E alguns desses remédios podem acabar muito antes: segundo a Associação Nacional de Hospitais Privados (Anahp), entre seus associados o propofol, o cisatracúrio e o atracúrio só devem durar mais cinco dias.

Há duas semanas a Anvisa cobrou das farmacêuticas informações sobre as drogas que fazem parte do ‘kit intubação’, e a Folha dá uma ideia do drama. Ao todo, há risco de falta de 22 medicamentos.

Para o anestésico midazolam, por exemplo, há um estoque de apenas 3,2 milhões de unidades, uma quantidade menor do que a média mensal vendida pelas empresas entre agosto e fevereiro. O besilato de atracúrio – um bloqueador muscular usado para evitar problemas na respiração mecânica – teve em média 657 mil doses vendidas por mês, mas agora só restam 333 mil.

A Frente Nacional de Prefeitos enviou um ofício ao presidente Jair Bolsonaro pedindo providências.

Já o Fórum de Governadores do Nordeste escreveu ontem uma carta a Eduardo Pazuello informando que a míngua nos estoques já acontece em pelo menos 18 estados do país. Em dez deles, na última semana houve falta ou baixa cobertura do kit. No Hospital Paraná, em Maringá (PR), o estoque de bloqueadores neuromusculares terminou na terça-feira.

“Ninguém morreu por isso, mas atrapalha muito o tratamento. Dificulta sincronizar o paciente com o respirador, a ventilação mecânica fica prejudicada”, disse um médico da unidade ao Estadão. 

O grupo de governadores pede que o governo federal determine compras emergenciais, a redução dos preços (que hoje estão 75% mais caros que em março de 2020) e o adiamento, por 60 dias, de cirurgias não emergenciais. 

Ao mesmo tempo, a Associação Médica Brasileira e entidades que representam planos de saúde e hospitais privados se reuniram com a Anvisa para discutir o problema. Sua demanda é a de que a agência se articule com a indústria nacional para aumentar a produção, ao mesmo tempo em que facilite a importação. A Anvisa ainda não detalhou quais medidas serão tomadas.

No entanto, o sanitarista e ex-diretor do órgão Gonzalo Vecina disse à Folha que a agência não tem todos os instrumentos necessários para dar conta da crise. De acordo com ele, caberia ao Ministério da Saúde “coordenar os estoques e ‘cogerenciar’ as vendas de medicamentos junto com a indústria para evitar o desabastecimento”. 

E o Ministério? Avisado, está.
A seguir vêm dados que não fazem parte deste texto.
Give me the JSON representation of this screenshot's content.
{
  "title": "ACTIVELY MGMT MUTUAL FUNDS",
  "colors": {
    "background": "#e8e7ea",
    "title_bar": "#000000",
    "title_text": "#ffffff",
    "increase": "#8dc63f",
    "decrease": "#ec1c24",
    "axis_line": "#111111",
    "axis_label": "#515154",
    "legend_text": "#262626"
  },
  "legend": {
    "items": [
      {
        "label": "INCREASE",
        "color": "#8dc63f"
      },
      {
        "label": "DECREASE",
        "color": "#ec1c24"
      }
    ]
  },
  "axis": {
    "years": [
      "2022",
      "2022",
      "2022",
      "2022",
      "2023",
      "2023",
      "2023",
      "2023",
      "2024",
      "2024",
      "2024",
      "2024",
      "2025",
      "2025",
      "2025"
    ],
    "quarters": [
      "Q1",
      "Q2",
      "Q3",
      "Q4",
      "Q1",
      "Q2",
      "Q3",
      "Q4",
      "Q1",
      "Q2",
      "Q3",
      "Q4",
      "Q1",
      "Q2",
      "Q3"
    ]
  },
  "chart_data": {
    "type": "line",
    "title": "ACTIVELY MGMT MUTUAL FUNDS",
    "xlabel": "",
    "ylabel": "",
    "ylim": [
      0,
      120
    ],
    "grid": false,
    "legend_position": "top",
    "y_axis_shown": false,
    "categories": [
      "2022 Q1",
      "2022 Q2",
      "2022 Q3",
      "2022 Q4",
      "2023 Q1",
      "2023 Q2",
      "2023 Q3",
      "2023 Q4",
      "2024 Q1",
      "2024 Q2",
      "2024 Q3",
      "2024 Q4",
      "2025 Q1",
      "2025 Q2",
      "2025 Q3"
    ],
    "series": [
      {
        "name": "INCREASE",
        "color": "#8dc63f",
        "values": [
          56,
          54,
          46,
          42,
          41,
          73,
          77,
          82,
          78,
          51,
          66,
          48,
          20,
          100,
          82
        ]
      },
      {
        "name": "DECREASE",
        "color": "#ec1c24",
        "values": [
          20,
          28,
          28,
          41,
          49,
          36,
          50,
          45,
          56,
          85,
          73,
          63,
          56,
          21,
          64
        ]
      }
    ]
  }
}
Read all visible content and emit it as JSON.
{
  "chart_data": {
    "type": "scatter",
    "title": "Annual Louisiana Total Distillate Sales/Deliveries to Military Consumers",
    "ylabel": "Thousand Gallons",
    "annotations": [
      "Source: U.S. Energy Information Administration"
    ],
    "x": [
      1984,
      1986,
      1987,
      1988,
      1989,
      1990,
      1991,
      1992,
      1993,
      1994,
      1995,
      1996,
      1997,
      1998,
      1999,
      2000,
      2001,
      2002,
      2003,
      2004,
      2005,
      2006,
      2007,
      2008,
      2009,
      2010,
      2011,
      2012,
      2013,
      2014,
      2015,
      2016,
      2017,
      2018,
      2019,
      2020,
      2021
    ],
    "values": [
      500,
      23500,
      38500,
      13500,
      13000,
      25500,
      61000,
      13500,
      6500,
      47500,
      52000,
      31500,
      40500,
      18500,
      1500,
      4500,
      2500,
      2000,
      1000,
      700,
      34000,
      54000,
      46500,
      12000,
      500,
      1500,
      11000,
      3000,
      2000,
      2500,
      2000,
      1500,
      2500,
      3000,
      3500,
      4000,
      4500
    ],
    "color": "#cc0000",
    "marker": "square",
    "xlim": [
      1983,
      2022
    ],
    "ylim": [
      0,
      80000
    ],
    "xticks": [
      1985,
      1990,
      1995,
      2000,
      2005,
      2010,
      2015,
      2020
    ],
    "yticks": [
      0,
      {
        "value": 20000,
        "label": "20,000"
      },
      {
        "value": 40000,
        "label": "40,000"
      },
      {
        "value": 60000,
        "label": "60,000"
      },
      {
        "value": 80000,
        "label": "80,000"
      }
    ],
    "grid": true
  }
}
Mas ainda não apresentou nenhuma saída duradoura. A pasta disse ter requisitado esta semana 665,5 mil unidades de medicamentos usados em UTIs, que, segundo seus cálculos, supririam a demanda do SUS por 15 dias.

Contudo, em comparação com as médias de vendas das drogas que mencionamos acima, o quantitativo é claramente menor. Não ficou claro quais remédios a pasta requisitou, e não há detalhes sobre a distribuição entre os estados.
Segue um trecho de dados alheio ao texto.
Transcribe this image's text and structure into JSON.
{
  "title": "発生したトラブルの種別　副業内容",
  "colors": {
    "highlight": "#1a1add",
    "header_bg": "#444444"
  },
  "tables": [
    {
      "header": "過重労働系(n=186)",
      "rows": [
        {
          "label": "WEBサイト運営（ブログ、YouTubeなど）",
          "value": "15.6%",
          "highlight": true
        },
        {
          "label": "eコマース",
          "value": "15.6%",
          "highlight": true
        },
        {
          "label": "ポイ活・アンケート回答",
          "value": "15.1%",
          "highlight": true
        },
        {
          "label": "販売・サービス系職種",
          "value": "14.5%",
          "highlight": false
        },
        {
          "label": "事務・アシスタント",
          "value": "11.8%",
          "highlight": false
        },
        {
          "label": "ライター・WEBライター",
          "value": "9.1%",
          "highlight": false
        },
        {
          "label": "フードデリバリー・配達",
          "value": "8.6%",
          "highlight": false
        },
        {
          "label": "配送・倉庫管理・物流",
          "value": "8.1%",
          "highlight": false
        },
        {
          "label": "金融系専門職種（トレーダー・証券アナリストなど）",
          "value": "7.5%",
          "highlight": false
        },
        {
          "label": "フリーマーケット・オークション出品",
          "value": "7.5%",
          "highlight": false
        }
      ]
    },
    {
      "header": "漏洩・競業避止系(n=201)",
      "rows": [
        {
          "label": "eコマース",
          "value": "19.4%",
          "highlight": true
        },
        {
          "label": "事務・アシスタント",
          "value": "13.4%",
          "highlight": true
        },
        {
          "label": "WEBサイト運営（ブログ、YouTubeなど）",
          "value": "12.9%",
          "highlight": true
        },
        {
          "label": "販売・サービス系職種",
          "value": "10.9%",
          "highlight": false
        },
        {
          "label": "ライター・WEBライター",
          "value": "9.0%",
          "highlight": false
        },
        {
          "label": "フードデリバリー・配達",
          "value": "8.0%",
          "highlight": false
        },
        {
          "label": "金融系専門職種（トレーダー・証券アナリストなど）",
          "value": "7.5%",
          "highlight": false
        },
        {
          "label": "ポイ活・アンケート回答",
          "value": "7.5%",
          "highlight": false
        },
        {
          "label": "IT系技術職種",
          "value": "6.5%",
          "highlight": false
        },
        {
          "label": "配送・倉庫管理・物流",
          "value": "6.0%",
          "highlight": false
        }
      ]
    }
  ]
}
Conforme a apuração do Valor, nos bastidores da Anvisa a falta de gestão do Ministério é apontada como a origem do problema. Os fabricantes também reclamam. De acordo com eles, as falhas da pasta atrapalham o processo de compra e distribuição, porque a desarticulação prejudica seu planejamento.

A bancada do PSOL na Câmara acionou a PGR e a Defensoria Nacional dos Direitos Humanos solicitando que se cobre do governo federal a aquisição das drogas. E o senador Humberto Costa (PT-PE) pediu ao MPF que tome medidas para evitar um drama semelhante ao da falta de oxigênio em Manaus.